For energy feeds, prices have already reacted to the reduced demand brought about by the good weather that appeared in February, and which followed a generally mild winter that helped grass growth. The biscuit meals like SugaRich Dairy and SweetStarch are now down in the region of £160–170/t for the summer as a result of both lower demand and falls in the wheat futures price.

Contrary to market sentiment through late 2018, it appears that Russia isn’t short of wheat and doesn’t need to restrict exports. London wheat futures for May delivery dropped from the high £170s/t before Christmas to the mid-£160s/t in late February, although there’s uncertainty over how much old crop is available within the UK (current differences between DEFRA and BPS figures equate to 800,000t of wheat!).

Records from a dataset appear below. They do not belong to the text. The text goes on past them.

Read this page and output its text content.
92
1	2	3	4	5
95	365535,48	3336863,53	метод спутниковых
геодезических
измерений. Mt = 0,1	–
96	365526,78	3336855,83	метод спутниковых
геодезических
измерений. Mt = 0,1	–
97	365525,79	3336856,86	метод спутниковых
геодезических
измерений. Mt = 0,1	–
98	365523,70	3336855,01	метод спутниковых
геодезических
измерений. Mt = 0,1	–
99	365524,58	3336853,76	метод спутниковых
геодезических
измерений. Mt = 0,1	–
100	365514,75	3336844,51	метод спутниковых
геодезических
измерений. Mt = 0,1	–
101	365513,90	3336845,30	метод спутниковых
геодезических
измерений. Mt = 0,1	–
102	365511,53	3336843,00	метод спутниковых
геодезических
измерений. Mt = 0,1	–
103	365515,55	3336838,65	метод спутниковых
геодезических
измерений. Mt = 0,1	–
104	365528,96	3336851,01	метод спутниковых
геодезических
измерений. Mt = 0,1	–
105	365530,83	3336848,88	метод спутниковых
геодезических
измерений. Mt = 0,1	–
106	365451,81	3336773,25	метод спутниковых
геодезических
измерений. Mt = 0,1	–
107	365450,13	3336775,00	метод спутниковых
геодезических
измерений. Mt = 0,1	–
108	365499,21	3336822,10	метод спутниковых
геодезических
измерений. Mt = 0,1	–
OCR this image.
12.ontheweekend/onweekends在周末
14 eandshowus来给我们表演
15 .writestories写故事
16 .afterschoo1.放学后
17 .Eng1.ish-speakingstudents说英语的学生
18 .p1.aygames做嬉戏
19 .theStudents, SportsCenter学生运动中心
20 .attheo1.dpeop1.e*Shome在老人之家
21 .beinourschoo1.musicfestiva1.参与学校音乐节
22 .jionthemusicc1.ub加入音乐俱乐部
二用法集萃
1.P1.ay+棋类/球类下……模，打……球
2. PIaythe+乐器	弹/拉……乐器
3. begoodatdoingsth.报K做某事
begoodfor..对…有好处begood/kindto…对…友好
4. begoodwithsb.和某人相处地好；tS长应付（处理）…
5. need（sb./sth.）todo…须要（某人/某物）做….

Barley prices have also fallen, with rolled barley currently in the high £160s/t following the withdrawal of Saudi Arabia from the market for old crop grain.

Overall, it means that many now have the opportunity to buy both protein and energy feeds for less than paid during the winter, and most likely less than budgeted for. With much greater scope for prices to rise than to fall, it’s an opportunity few can afford to ignore.

* Prices correct at the time of writing and subject to change. Unless otherwise stated, all prices quoted are for 29t tipped bulk loads delivered on-farm within 50 miles of origin.